The sharing of a Home Stone is no light thing in a Gorean city. Slave Girl of Gor - Page 394 

 "It is to keep the codes," I said. "You may think that to be a warrior is to be large, or strong, and to be skilled with weapons, to have a blade at your hip, to know the grasp of the spear, to wear the scarlet, to know the fitting of the iron helm upon one's countenance, but these are things are not truly needful; they are not, truly what makes one man a warrior and another not. Many men are strong, and large, and skilled with weapons. Any man might, if he dared, don the scarlet and gird himself with weapons. Any man might place upon his brow the helm of iron. But it is not the scarlet, not the steel, not the helm which makes a warrior." She looked at me. "It is the codes," I said. "Abandon your codes," she said. "One does not speak to slaves of the codes," I said. Beasts of Gor - Page 340

 "The men of Gor," she said, "are strong. They are not weak and divided against themselves. They are not tortured. They are integrated and coherent, and proud. They see themselves in the order of nature."Rogue of Gor - Page 100

"Gorean men," I said, "you will learn, are less tolerant of pretense than the men of Earth." Beasts of Gor - Page 202

"The average Gorean Male, it must be admitted, tends to regard the joys of life somewhat more highly than its duties." Outlaw of Gor - Page 65 

 "Why then did you interfere?" she asked, puzzled. "Why did you call attention to yourself when obviously there was something between you two, and you would be in danger, if recognized."

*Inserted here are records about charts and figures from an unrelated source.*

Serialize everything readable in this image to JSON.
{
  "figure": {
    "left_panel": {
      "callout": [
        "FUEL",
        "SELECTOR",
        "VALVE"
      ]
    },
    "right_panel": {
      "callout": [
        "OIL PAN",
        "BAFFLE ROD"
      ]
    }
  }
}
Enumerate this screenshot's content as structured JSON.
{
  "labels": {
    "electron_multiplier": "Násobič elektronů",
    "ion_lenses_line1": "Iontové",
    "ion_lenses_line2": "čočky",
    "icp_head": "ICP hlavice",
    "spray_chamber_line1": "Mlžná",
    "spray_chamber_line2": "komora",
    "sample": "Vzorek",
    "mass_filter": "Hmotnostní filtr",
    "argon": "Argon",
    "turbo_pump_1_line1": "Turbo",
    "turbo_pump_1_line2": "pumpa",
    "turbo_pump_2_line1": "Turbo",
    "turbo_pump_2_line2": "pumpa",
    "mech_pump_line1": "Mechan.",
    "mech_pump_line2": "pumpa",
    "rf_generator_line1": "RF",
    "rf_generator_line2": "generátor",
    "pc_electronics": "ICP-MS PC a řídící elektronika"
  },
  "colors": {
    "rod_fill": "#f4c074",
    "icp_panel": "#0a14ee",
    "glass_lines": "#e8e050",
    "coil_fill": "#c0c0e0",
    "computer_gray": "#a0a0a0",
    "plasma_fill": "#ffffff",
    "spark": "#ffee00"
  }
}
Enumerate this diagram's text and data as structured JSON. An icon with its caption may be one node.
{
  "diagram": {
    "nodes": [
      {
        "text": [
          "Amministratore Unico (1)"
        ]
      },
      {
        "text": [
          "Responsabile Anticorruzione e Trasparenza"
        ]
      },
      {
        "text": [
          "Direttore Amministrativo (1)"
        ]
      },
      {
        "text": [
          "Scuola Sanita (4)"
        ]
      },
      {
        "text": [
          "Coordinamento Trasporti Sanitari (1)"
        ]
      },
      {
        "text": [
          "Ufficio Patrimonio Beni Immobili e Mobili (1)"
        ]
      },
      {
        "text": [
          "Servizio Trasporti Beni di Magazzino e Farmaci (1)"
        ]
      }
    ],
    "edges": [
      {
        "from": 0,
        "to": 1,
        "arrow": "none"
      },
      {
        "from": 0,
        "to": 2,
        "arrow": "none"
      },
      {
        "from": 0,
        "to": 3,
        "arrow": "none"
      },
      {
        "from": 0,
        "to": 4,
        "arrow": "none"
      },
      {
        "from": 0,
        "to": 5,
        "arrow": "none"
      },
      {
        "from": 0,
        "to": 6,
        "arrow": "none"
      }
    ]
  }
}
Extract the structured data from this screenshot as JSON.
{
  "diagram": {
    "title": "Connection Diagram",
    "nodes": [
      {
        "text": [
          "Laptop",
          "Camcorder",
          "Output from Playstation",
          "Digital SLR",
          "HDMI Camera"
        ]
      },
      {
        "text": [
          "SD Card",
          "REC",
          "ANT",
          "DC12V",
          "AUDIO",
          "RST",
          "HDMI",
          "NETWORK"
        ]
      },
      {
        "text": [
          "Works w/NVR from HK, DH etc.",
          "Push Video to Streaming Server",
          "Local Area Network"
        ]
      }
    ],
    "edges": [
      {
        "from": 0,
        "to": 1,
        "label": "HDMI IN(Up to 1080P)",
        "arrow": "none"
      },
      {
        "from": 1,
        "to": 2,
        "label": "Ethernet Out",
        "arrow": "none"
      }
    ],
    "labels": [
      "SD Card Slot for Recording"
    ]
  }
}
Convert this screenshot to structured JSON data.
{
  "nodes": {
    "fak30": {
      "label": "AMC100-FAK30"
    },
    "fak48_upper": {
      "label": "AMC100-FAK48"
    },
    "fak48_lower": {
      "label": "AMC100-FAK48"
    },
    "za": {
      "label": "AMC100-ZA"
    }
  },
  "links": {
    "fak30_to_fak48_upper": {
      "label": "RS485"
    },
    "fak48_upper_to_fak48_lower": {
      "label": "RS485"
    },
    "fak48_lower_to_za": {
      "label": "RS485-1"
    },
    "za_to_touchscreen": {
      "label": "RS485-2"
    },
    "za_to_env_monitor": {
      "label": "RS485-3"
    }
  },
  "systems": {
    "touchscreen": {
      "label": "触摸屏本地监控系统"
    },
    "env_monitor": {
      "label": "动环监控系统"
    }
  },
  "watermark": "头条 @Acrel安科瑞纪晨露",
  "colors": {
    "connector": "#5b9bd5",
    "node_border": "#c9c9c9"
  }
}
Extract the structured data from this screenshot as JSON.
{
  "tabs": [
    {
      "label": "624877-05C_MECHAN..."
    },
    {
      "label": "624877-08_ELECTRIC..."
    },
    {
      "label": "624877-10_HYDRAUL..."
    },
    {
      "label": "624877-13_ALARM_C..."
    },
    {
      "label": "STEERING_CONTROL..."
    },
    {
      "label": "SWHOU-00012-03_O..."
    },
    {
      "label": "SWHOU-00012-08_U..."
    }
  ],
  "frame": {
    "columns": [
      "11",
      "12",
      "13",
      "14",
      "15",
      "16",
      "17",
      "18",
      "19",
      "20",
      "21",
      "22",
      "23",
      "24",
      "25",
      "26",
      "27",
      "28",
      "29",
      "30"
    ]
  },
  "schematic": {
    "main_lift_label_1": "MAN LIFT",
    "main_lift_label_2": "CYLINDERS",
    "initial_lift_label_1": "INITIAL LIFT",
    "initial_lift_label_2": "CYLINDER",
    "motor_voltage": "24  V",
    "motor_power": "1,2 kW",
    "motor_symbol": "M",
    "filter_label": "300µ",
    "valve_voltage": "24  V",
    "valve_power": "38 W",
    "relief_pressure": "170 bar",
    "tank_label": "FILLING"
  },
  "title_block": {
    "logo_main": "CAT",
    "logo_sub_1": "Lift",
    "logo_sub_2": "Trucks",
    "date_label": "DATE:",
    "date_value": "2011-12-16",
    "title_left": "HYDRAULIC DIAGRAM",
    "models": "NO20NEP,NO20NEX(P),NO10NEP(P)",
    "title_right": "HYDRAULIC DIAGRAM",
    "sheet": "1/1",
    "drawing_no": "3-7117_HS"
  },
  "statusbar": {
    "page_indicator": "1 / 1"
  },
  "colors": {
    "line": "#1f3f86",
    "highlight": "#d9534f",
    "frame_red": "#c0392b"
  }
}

"Do you truly not know?" I asked.

"It was to protect me, surely."

"No," I said.

"Why then?" she asked, wonderingly.

"Because," I said, soberly, "you were serving me."

"That is what you said," she said.

"And that was the reason," I said.

"It was so tiny a thing," she asked, "a point of propriety, of precedence?" she asked.

"Yes," I said.

"You risked so much for a mere point of honor?" she asked.

"There are no mere points of honor," I told her.

Vagabonds of Gor - Page 61

"I did not know a scribe could be so courageous," I said.

\"There are brave men in all castes," said Shaba.

Explorers of Gor - Page 433

Too, I knew, from my own experience, that nothing fulfils maleness like the mastery. He who would be a man must be a master. He who surrenders his mastery surrenders his manhood.

Players of Gor - Page 176

"But let us not speak of slaves," I said, "girls who serve for our diversion or recreation, but of serious matters. of the concerns of men."

"Agreed," said he.

There was a time for slaves, and a time for matters of importance.